The vice-president of the Australian Solar Council, Glen Morris, said these limitations were holding back solar installation businesses and preventing the take-up of new battery storage technology.

"If you've already got a five kilowatt system, your house is full as far as the network is concerned," Mr Morris said.

"You go to add a battery, that's another five kilowatts and so they say no you're already full … so you can't add storage to your solar system."

Mr Morris also said the networks had the capacity to solve the problem of any excess solar flows into the grid, and infrastructure upgrades were not necessary.

"They already have the capability to turn off your solar invertor whenever they feel like it," he said.

"If they choose to connect that functionality, it's there in the inverter.
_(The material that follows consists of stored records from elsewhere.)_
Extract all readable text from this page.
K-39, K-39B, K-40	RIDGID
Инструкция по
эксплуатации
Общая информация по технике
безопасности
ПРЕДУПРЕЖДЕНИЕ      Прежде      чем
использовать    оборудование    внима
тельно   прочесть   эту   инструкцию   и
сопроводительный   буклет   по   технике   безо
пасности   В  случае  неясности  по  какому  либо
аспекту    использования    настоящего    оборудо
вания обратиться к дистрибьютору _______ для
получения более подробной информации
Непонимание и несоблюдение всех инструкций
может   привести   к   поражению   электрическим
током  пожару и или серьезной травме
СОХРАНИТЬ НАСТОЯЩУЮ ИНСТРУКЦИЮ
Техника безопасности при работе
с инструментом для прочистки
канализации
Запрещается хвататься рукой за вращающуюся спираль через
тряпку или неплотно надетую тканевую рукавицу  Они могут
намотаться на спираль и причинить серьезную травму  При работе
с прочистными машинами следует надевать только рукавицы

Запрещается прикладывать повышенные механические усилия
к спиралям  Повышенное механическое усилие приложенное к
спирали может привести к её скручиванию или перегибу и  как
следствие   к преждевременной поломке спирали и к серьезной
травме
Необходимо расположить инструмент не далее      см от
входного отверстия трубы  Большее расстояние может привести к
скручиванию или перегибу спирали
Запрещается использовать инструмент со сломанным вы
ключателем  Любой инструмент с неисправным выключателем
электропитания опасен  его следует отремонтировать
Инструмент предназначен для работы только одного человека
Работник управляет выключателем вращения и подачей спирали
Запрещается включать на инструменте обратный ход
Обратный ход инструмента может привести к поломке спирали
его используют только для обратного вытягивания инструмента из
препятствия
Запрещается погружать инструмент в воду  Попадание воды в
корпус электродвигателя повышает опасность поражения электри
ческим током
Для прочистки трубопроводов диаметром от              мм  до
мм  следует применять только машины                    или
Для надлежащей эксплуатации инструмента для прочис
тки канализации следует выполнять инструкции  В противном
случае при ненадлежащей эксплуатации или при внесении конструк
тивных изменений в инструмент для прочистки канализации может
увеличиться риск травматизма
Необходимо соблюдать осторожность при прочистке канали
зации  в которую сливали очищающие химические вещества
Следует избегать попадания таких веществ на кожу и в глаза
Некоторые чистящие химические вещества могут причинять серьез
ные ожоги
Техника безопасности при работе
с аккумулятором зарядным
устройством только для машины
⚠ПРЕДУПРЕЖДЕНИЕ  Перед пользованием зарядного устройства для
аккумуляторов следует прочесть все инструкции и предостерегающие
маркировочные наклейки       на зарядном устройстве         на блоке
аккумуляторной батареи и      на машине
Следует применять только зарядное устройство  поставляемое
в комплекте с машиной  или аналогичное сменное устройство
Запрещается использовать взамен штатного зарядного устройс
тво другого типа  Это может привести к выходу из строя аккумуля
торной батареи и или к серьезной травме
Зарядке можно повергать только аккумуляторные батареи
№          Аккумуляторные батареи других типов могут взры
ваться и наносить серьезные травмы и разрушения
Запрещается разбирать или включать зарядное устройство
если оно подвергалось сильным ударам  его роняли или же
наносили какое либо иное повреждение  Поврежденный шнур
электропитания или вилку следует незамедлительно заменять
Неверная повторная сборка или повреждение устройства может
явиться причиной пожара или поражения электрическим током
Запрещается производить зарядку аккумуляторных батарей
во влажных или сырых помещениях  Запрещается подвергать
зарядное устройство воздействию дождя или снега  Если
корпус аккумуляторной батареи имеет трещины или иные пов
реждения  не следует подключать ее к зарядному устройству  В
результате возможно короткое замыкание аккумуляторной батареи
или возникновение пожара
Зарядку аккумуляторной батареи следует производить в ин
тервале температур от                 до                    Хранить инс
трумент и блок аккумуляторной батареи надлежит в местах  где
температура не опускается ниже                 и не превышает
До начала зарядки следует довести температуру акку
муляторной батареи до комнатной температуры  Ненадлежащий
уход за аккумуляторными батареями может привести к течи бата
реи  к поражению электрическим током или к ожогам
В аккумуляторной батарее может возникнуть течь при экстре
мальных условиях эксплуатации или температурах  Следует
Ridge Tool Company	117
The customer already has it."

ENA has acknowledged there is frustration with rooftop system size limits in the solar industry. 

"What we are seeing is solar installers and others slightly frustrated at different requirements for different networks and sometimes they are unclear on the reasons for that," Mr Dillon said.

"Limitations are in place across the country to make sure the network stays safe and we don't have sudden rushes of people connecting to the grid that causes outage issues."

But Mr Mountain is unconvinced, calling the limitations "somewhat spurious".

"The published, documented, critically reviewed analyses are few and far between, so it is very easy for engineers to make these arguments and those in policy circles only have so much tolerance for the detail," he said.